The steadfast tube-nosed fruit bat (Paranyctimene tenax) is a species of megabat in the family Pteropodidae found in West Papua, Indonesia, and Papua New Guinea.

The species was first proposed as a subgeneric arrangement of Nyctimene, published as Nyctimene (Paranyctimene) tenax. The epithet tenax, derived from the Latin for 'steadfast', was intended to describe the conservation work of Peter Nijhoff, whose retirement was announced when the new species was discovered. The subspecific epithet marculus, derived from Latin, translates as 'little hammer' and the diminutive form of Marc Argeloo's name, a dedication to his collections of bats for the Amsterdam Zoological Museum.
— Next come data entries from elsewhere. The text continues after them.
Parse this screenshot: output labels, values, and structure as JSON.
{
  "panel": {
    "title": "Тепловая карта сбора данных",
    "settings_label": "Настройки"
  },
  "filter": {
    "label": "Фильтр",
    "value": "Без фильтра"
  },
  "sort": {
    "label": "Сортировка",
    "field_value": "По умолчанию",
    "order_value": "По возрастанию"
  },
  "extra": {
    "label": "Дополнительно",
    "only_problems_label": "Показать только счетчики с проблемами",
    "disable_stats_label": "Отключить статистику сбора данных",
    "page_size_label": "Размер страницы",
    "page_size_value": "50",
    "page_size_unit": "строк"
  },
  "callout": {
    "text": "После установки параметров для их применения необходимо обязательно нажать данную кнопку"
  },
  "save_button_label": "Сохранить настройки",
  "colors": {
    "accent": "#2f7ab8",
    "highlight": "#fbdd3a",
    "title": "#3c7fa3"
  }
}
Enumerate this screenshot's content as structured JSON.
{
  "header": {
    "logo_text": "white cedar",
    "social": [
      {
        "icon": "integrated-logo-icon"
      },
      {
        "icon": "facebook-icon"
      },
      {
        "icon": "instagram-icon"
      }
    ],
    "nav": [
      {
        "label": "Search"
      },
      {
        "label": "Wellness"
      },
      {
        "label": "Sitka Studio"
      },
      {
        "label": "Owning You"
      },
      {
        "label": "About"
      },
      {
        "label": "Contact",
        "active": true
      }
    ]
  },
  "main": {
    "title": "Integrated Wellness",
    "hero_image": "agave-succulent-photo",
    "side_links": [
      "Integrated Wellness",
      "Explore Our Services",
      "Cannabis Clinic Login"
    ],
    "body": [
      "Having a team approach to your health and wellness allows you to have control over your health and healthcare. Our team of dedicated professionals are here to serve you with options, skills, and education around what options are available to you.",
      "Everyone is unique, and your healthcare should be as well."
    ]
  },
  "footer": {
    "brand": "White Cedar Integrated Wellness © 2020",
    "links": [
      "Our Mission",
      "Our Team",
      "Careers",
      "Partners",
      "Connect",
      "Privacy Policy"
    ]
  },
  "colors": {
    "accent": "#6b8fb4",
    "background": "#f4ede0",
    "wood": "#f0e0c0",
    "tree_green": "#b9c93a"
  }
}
Two subspecies were recognised by Mammal Species of the World (2005):

- Paranyctimene
- Paranyctimene raptor (Lesser tube-nosed fruit bat), the type, first proposed in 1942.
- Paranyctimene tenax (Steadfast tube-nosed fruit bat) Bergmans, 2001

The species is larger than Paranyctimene raptor, with recorded forearm measurements of 51.0 to 54.9 millimetres, and the greatest length of the skull in a range of 25.2–27.2 mm for both subspecies.